Just when I thought it was a summertime blight of information, two delightfully crunchy stories today. News on a SIB programme to help renovate properties in Richmond Virginia is working as it ought while Jake Hayman shares many of my own fears about the way the charity sector’s ‘blobbist’ tendency has taken it away from its core function of doing good. His idea of a moratorium on new charitable ventures sounds idealistic but I do tend to agree, the charitable sector needs more focus and fewer entities in many cases. Albeit, while I remain somewhat cynical about the virtue signalling of social entrepreneurship, I don’t believe SIBs are a sign of the problem but rather a solution to make opaque charitable bodies (whether imperial or not) more directly accountable and efficient.
An innovative new program in Richmond that is rehabilitating vacant, blighted homes and reselling them at affordable prices is “working as it was designed,” according to the latest newsletter published by the nonprofit Richmond Community Foundation (RCF).
The program, which began rehabbing its first blighted property earlier this year, was launched as a way to deal with the many long-vacant, unattractive properties in Richmond that have been attracting squatters, fires and criminal activity.
As part of the strategy, which was pitched in 2014 by prominent attorney and Richmond resident John Knox, the city is issuing “social impact bonds” to attract investors who want their investment to have a positive social impact, even if it means the returns are not as large. Their investment is used by the nonprofit RCF to buy vacant homes from lenders such as banks for the purpose of rehabilitation.

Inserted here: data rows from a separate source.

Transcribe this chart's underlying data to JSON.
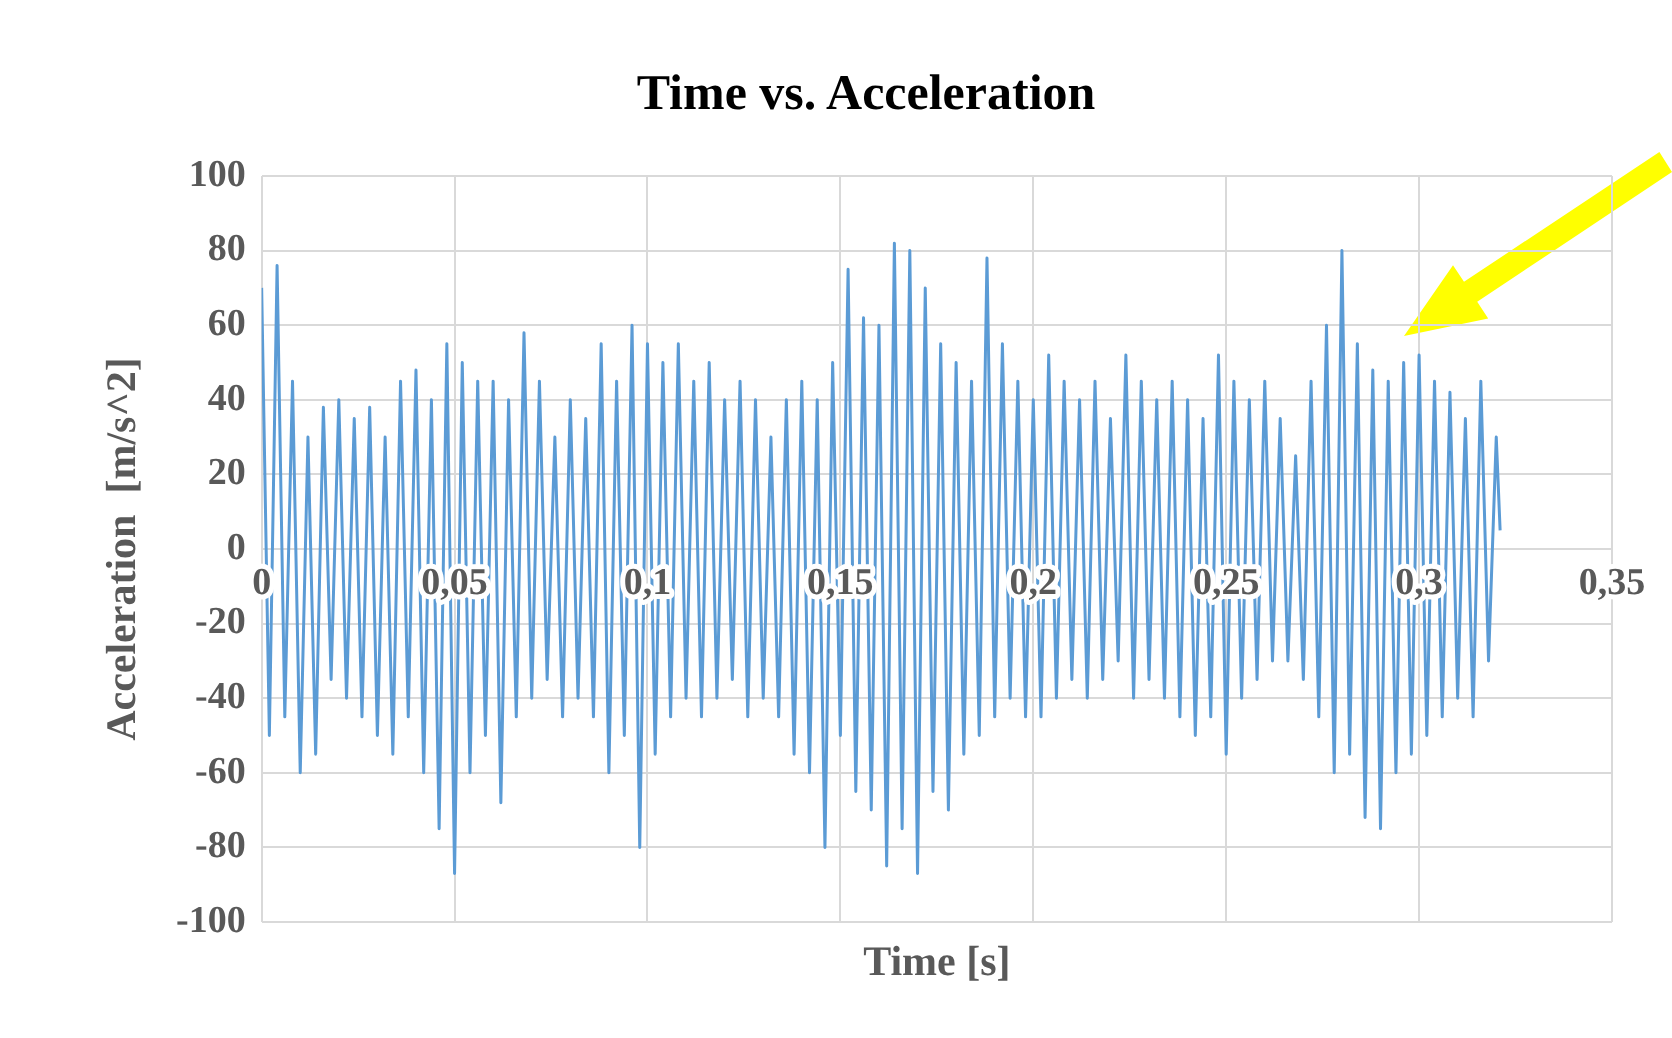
{
  "chart_data": {
    "type": "line",
    "title": "Time vs. Acceleration",
    "xlabel": "Time [s]",
    "ylabel": "Acceleration  [m/s^2]",
    "x": [
      0,
      0.002,
      0.004,
      0.006,
      0.008,
      0.01,
      0.012,
      0.014,
      0.016,
      0.018,
      0.02,
      0.022,
      0.024,
      0.026,
      0.028,
      0.03,
      0.032,
      0.034,
      0.036,
      0.038,
      0.04,
      0.042,
      0.044,
      0.046,
      0.048,
      0.05,
      0.052,
      0.054,
      0.056,
      0.058,
      0.06,
      0.062,
      0.064,
      0.066,
      0.068,
      0.07,
      0.072,
      0.074,
      0.076,
      0.078,
      0.08,
      0.082,
      0.084,
      0.086,
      0.088,
      0.09,
      0.092,
      0.094,
      0.096,
      0.098,
      0.1,
      0.102,
      0.104,
      0.106,
      0.108,
      0.11,
      0.112,
      0.114,
      0.116,
      0.118,
      0.12,
      0.122,
      0.124,
      0.126,
      0.128,
      0.13,
      0.132,
      0.134,
      0.136,
      0.138,
      0.14,
      0.142,
      0.144,
      0.146,
      0.148,
      0.15,
      0.152,
      0.154,
      0.156,
      0.158,
      0.16,
      0.162,
      0.164,
      0.166,
      0.168,
      0.17,
      0.172,
      0.174,
      0.176,
      0.178,
      0.18,
      0.182,
      0.184,
      0.186,
      0.188,
      0.19,
      0.192,
      0.194,
      0.196,
      0.198,
      0.2,
      0.202,
      0.204,
      0.206,
      0.208,
      0.21,
      0.212,
      0.214,
      0.216,
      0.218,
      0.22,
      0.222,
      0.224,
      0.226,
      0.228,
      0.23,
      0.232,
      0.234,
      0.236,
      0.238,
      0.24,
      0.242,
      0.244,
      0.246,
      0.248,
      0.25,
      0.252,
      0.254,
      0.256,
      0.258,
      0.26,
      0.262,
      0.264,
      0.266,
      0.268,
      0.27,
      0.272,
      0.274,
      0.276,
      0.278,
      0.28,
      0.282,
      0.284,
      0.286,
      0.288,
      0.29,
      0.292,
      0.294,
      0.296,
      0.298,
      0.3,
      0.302,
      0.304,
      0.306,
      0.308,
      0.31,
      0.312,
      0.314,
      0.316,
      0.318,
      0.32,
      0.321
    ],
    "series": [
      {
        "color": "#5b9bd5",
        "values": [
          70,
          -50,
          76,
          -45,
          45,
          -60,
          30,
          -55,
          38,
          -35,
          40,
          -40,
          35,
          -45,
          38,
          -50,
          30,
          -55,
          45,
          -45,
          48,
          -60,
          40,
          -75,
          55,
          -87,
          50,
          -60,
          45,
          -50,
          45,
          -68,
          40,
          -45,
          58,
          -40,
          45,
          -35,
          30,
          -45,
          40,
          -40,
          35,
          -45,
          55,
          -60,
          45,
          -50,
          60,
          -80,
          55,
          -55,
          50,
          -45,
          55,
          -40,
          45,
          -45,
          50,
          -40,
          40,
          -35,
          45,
          -45,
          40,
          -40,
          30,
          -45,
          40,
          -55,
          45,
          -60,
          40,
          -80,
          50,
          -50,
          75,
          -65,
          62,
          -70,
          60,
          -85,
          82,
          -75,
          80,
          -87,
          70,
          -65,
          55,
          -70,
          50,
          -55,
          45,
          -50,
          78,
          -45,
          55,
          -40,
          45,
          -45,
          40,
          -45,
          52,
          -40,
          45,
          -35,
          40,
          -40,
          45,
          -35,
          35,
          -30,
          52,
          -40,
          45,
          -35,
          40,
          -40,
          45,
          -45,
          40,
          -50,
          35,
          -45,
          52,
          -55,
          45,
          -40,
          40,
          -35,
          45,
          -30,
          35,
          -30,
          25,
          -35,
          45,
          -45,
          60,
          -60,
          80,
          -55,
          55,
          -72,
          48,
          -75,
          45,
          -60,
          50,
          -55,
          52,
          -50,
          45,
          -45,
          42,
          -40,
          35,
          -45,
          45,
          -30,
          30,
          5
        ]
      }
    ],
    "xlim": [
      0,
      0.35
    ],
    "xticks": [
      0,
      {
        "value": 0.05,
        "label": "0,05"
      },
      {
        "value": 0.1,
        "label": "0,1"
      },
      {
        "value": 0.15,
        "label": "0,15"
      },
      {
        "value": 0.2,
        "label": "0,2"
      },
      {
        "value": 0.25,
        "label": "0,25"
      },
      {
        "value": 0.3,
        "label": "0,3"
      },
      {
        "value": 0.35,
        "label": "0,35"
      }
    ],
    "ylim": [
      -100,
      100
    ],
    "yticks": [
      -100,
      -80,
      -60,
      -40,
      -20,
      0,
      20,
      40,
      60,
      80,
      100
    ],
    "grid": true,
    "legend": false,
    "marker": "none",
    "line_style": "solid"
  }
}
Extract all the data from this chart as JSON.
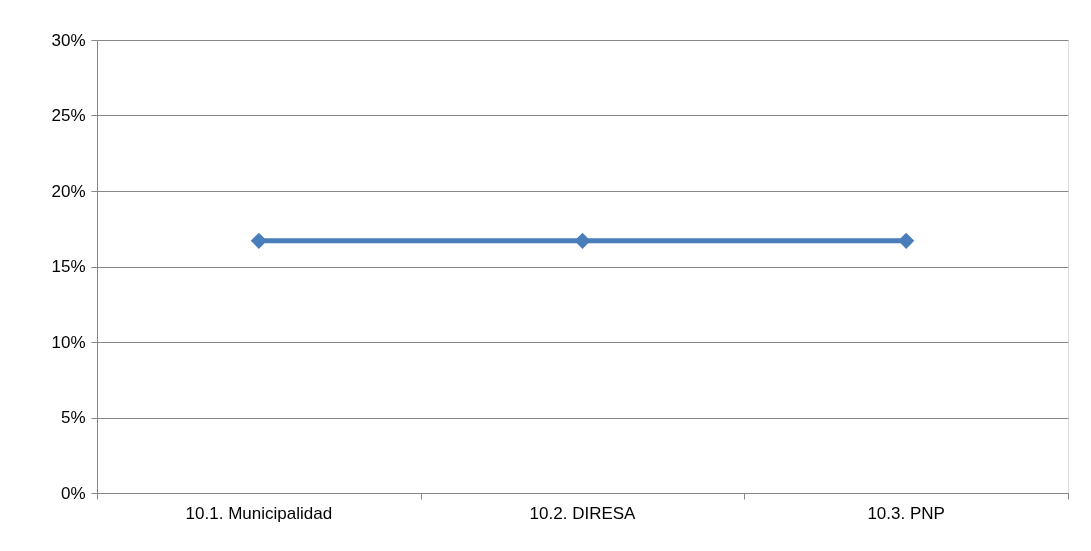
{
  "chart_data": {
    "type": "line",
    "categories": [
      "10.1. Municipalidad",
      "10.2. DIRESA",
      "10.3. PNP"
    ],
    "series": [
      {
        "color": "#4a7ebb",
        "values": [
          16.7,
          16.7,
          16.7
        ]
      }
    ],
    "ylim": [
      0,
      30
    ],
    "yticks": [
      {
        "value": 0,
        "label": "0%"
      },
      {
        "value": 5,
        "label": "5%"
      },
      {
        "value": 10,
        "label": "10%"
      },
      {
        "value": 15,
        "label": "15%"
      },
      {
        "value": 20,
        "label": "20%"
      },
      {
        "value": 25,
        "label": "25%"
      },
      {
        "value": 30,
        "label": "30%"
      }
    ],
    "grid": "y",
    "legend": false,
    "marker": "diamond",
    "line_style": "solid"
  }
}
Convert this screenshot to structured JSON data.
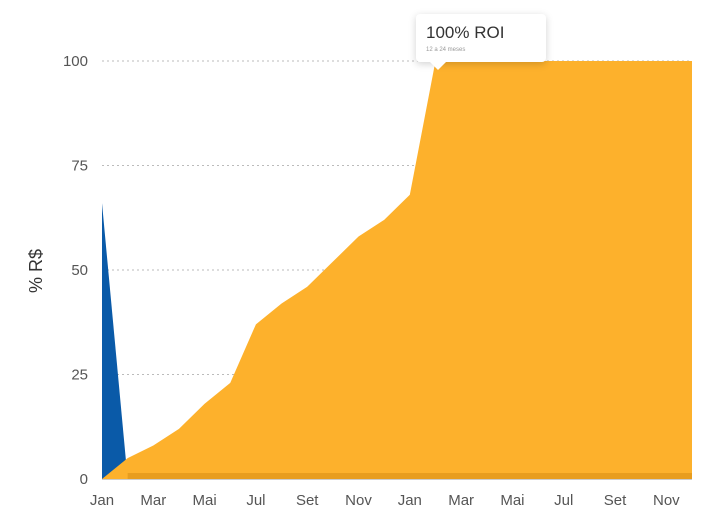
{
  "chart_data": {
    "type": "area",
    "ylabel": "% R$",
    "xlabel": "",
    "ylim": [
      0,
      100
    ],
    "yticks": [
      0,
      25,
      50,
      75,
      100
    ],
    "grid": "horizontal-dotted",
    "x_tick_labels": [
      "Jan",
      "Mar",
      "Mai",
      "Jul",
      "Set",
      "Nov",
      "Jan",
      "Mar",
      "Mai",
      "Jul",
      "Set",
      "Nov"
    ],
    "series": [
      {
        "color": "#0A5AA8",
        "values": [
          66,
          0
        ]
      },
      {
        "color": "#FDB12C",
        "values": [
          0,
          5,
          8,
          12,
          18,
          23,
          37,
          42,
          46,
          52,
          58,
          62,
          68,
          100,
          100,
          100,
          100,
          100,
          100,
          100,
          100,
          100,
          100,
          100
        ]
      }
    ],
    "annotation": {
      "title": "100% ROI",
      "subtitle": "12 a 24 meses"
    }
  }
}
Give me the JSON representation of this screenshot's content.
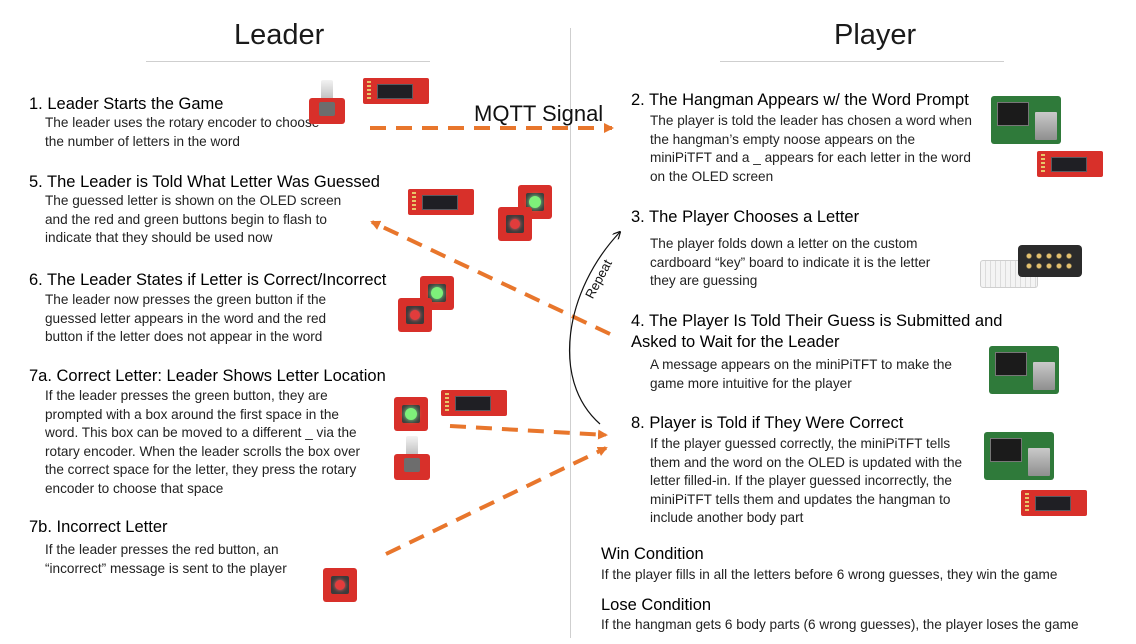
{
  "leader": {
    "title": "Leader",
    "steps": [
      {
        "title": "1. Leader Starts the Game",
        "body": "The leader uses the rotary encoder to choose the number of letters in the word"
      },
      {
        "title": "5. The Leader is Told What Letter Was Guessed",
        "body": "The guessed letter is shown on the OLED screen and the red and green buttons begin to flash to indicate that they should be used now"
      },
      {
        "title": "6. The Leader States if Letter is Correct/Incorrect",
        "body": "The leader now presses the green button if the guessed letter appears in the word and the red button if the letter does not appear in the word"
      },
      {
        "title": "7a. Correct Letter: Leader Shows Letter Location",
        "body": "If the leader presses the green button, they are prompted with a box around the first space in the word. This box can be moved to a different _ via the rotary encoder. When the leader scrolls the box over the correct space for the letter, they press the rotary encoder to choose that space"
      },
      {
        "title": "7b. Incorrect Letter",
        "body": "If the leader presses the red button, an “incorrect” message is sent to the player"
      }
    ]
  },
  "player": {
    "title": "Player",
    "steps": [
      {
        "title": "2. The Hangman Appears w/ the Word Prompt",
        "body": "The player is told the leader has chosen a word when the hangman’s empty noose appears on the miniPiTFT and a _ appears for each letter in the word on the OLED screen"
      },
      {
        "title": "3. The Player Chooses a Letter",
        "body": "The player folds down a letter on the custom cardboard “key” board to indicate it is the letter they are guessing"
      },
      {
        "title": "4. The Player Is Told Their Guess is Submitted and Asked to Wait for the Leader",
        "body": "A message appears on the miniPiTFT to make the game more intuitive for the player"
      },
      {
        "title": "8. Player is Told if They Were Correct",
        "body": "If the player guessed correctly, the miniPiTFT tells them and the word on the OLED is updated with the letter filled-in. If the player guessed incorrectly, the miniPiTFT tells them and updates the hangman to include another body part"
      }
    ]
  },
  "conditions": [
    {
      "title": "Win Condition",
      "body": "If the player fills in all the letters before 6 wrong guesses, they win the game"
    },
    {
      "title": "Lose Condition",
      "body": "If the hangman gets 6 body parts (6 wrong guesses), the player loses the game"
    }
  ],
  "labels": {
    "mqtt": "MQTT Signal",
    "repeat": "Repeat"
  },
  "colors": {
    "arrow": "#e8762c",
    "divider": "#cfcfcf",
    "board_red": "#d8302a",
    "pi_green": "#2f7a3a"
  },
  "icons": [
    "rotary-encoder-icon",
    "oled-display-icon",
    "red-button-icon",
    "green-button-icon",
    "raspberry-pi-icon",
    "keyboard-icon",
    "cardboard-key-board-icon"
  ]
}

The renovated homes are then sold at affordable prices to lower-income residents, with top priority given to those who graduate from SparkPoint’s First Time Homebuyer Program. SparkPoint is a nonprofit financial education center in Richmond that guides clients toward financial stability.
Jake Hayman – Forbes
Imagine if we could leave behind the Hollywood concept of inspirational social entrepreneurs delivering the poor and needy from hardship through their sustainable business-like charities. If we could move away from social enterprises that take their branded interventions to every last town and village, and instead think about a knowledge economy where concepts and ideas are shared and disseminated – rather than protected and “scaled.”
Those seeking to “professionalize” the charity sector have succeeded in creating a world where organizations that exist to serve public benefit, have instead got lost in their own proprietary ego. The idea of success has become based on how big you can grow your company (charity!) when it should be how far you can spread your ideas.
Social investment, impact bonds, the cult of the social entrepreneur, “business approaches” and the commodification of human life have got us here, but maybe there’s a way out.